Ground-Breaking Bridport House Built from PEFC Certified Spruce Wood
Bridport House is a ground-breaking multi-storey residential complex built from cross-laminated timber (CLT). The construction of the structure took 10 weeks, which is considerably faster than the time required for a structure with a conventional concrete frame.
Ground-Breaking Bridport House Built from PEFC Certified Spruce Wood
13 March 2012 Construction
London-based Bridport House is a ground-breaking multi-storey residential complex built from cross-laminated timber (CLT) sourced from PEFC-certified spruce forests of Central Europe.

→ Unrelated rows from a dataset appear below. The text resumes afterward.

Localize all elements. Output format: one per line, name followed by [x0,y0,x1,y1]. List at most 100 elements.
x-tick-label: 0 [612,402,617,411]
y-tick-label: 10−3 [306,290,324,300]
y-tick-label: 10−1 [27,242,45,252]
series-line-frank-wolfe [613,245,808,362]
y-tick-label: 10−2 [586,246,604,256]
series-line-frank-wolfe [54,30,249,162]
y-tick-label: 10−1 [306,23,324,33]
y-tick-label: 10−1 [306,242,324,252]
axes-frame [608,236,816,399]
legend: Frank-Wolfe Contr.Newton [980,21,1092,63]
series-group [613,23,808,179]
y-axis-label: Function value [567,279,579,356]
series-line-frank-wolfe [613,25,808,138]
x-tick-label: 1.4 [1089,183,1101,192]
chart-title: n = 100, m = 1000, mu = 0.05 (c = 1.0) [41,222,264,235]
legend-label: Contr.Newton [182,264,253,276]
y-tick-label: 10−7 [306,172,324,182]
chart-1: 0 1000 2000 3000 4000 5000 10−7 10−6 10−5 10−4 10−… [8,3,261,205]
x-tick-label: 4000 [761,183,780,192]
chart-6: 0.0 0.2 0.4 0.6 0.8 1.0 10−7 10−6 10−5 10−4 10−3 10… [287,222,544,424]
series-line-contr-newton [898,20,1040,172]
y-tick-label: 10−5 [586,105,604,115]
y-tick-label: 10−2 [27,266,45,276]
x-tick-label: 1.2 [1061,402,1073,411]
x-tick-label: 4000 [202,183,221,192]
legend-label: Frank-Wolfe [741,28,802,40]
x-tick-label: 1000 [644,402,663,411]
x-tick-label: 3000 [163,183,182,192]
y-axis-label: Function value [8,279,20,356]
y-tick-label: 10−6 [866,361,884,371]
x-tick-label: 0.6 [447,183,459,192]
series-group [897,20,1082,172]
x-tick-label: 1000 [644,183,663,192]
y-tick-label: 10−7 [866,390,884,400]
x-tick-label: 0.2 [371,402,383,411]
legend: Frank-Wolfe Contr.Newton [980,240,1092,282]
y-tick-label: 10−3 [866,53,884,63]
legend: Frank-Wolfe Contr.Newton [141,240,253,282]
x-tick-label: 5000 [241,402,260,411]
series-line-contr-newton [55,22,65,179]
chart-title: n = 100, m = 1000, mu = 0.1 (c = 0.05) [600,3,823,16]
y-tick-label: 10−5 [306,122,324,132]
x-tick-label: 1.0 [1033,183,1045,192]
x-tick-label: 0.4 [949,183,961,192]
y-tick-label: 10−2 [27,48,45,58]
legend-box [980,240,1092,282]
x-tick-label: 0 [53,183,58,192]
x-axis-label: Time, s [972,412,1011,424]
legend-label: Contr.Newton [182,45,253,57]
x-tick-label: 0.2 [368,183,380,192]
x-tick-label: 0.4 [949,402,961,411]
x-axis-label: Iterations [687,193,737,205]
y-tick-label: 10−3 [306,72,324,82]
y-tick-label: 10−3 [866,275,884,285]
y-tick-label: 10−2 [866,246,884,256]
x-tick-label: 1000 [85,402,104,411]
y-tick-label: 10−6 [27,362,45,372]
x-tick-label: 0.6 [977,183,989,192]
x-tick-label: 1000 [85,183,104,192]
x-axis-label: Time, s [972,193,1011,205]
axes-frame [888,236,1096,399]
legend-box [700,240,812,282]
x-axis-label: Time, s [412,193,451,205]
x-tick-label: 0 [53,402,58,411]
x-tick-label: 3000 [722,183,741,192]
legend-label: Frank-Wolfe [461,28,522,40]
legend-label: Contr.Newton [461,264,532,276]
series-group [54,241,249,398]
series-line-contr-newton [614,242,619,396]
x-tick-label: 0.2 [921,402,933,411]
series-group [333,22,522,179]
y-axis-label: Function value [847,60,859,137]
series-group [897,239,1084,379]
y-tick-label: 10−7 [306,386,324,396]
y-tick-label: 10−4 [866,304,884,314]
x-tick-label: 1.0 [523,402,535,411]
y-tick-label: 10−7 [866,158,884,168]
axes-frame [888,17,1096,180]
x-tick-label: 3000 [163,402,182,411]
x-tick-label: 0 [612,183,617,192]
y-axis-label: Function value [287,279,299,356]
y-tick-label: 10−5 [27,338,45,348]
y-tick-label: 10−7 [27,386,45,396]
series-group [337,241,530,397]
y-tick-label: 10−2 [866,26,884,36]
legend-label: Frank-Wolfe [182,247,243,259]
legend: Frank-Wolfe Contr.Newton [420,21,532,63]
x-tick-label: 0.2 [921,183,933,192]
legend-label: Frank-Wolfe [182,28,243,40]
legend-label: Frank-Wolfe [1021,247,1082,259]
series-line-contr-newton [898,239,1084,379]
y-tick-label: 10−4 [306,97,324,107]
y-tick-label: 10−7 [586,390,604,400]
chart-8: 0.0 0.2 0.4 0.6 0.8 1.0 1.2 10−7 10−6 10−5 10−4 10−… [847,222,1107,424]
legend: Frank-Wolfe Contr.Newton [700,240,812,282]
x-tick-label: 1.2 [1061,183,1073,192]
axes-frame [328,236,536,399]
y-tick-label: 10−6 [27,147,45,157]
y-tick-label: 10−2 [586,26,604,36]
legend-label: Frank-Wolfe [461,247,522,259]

Designed by Karakusevic Carson Architects and overseen by building contractors Willmott Dixon, Bridport House in the London Borough of Hackney is the first stage in plans to reinvigorate the Colville Estate, a 1950s housing project. Built from cross laminated timber, it is intended to replace an original 1950s building. Bridport House includes 41 new homes, housed in two adjoining buildings, respectively eight and five storeys high.
The cross laminated timber is made from PEFC certified spruce wood supplied by the company Stora Enso Wood Products and sourced from its purpose-built factory with fully integrated sawmill at Bad St Leonard in Austria.
Stora Enso Wood Products is a Scandinavian wood products and packaging company with head offices in Stockholm and Helsinki. The company is committed to environmental sustainability. In particular, it is committed to respecting all national forestry laws. It also supports local certification schemes which are independently audited by third party certification bodies, including PEFC. The raw material that went into the cross laminated timber (CLT) supplied for Bridport House was sourced from PEFC-certified central European forests.
The Bridport House project has pushed the boundaries of timber engineering. This particular project is the first time that CLT has been used in the UK for the construction of an entire multi-storey structure, including the ground floor. In the past, although the material has been used in multi-storey constructions, until now, the ground floor has tended to be constructed from concrete.
This particular project has clearly demonstrated the advantages of using CLT for buildings. CLT is lightweight (one of the key criteria for this project), it can be assembled very rapidly and above all, it has important carbon sequestration properties. The issue of weight was an important consideration in light of the fact that the site on which Bridport House is located has a storm relief sewer running northwest to southeast directly beneath it making it unsuitable for a traditional heavy concrete frame structure.
The structure has been designed so that the load-bearing CLT panels, which have line loads as opposed to point loads, are placed in a variety of positions on each floor, thereby spreading the load. This has also made it possible to double the size of the structure with an overall increase in the weight of only 10%.
In addition, construction of the structure took 10 weeks, making it considerably faster than the time required for a structure with a conventional concrete frame for which construction time is estimated at around 21 weeks.
Finally, in addition to the structure's PEFC credentials, the use of CLT also makes further environmental sense, thanks to its carbon sequestration properties. According to the contractors, Willmott Dixon's in-house sustainability consultancy, Re-Thinking, which has been working with Cambridge University's Centre for Sustainable Development, had the building been made using a conventional reinforced concrete frame, the materials required would have incurred an additional 892 tonnes of carbon. This is equivalent to 12 years of operational energy required to heat and light all the dwellings at Bridport House. When the sequestered carbon locked up in this 1,576m3 timber structure is added to the carbon avoided, the total figure is 2,113 tonnes of carbon: equivalent to 29 years of operational energy. Put another way, with 20% renewable energy, it would take 144 years to save the same amount of carbon.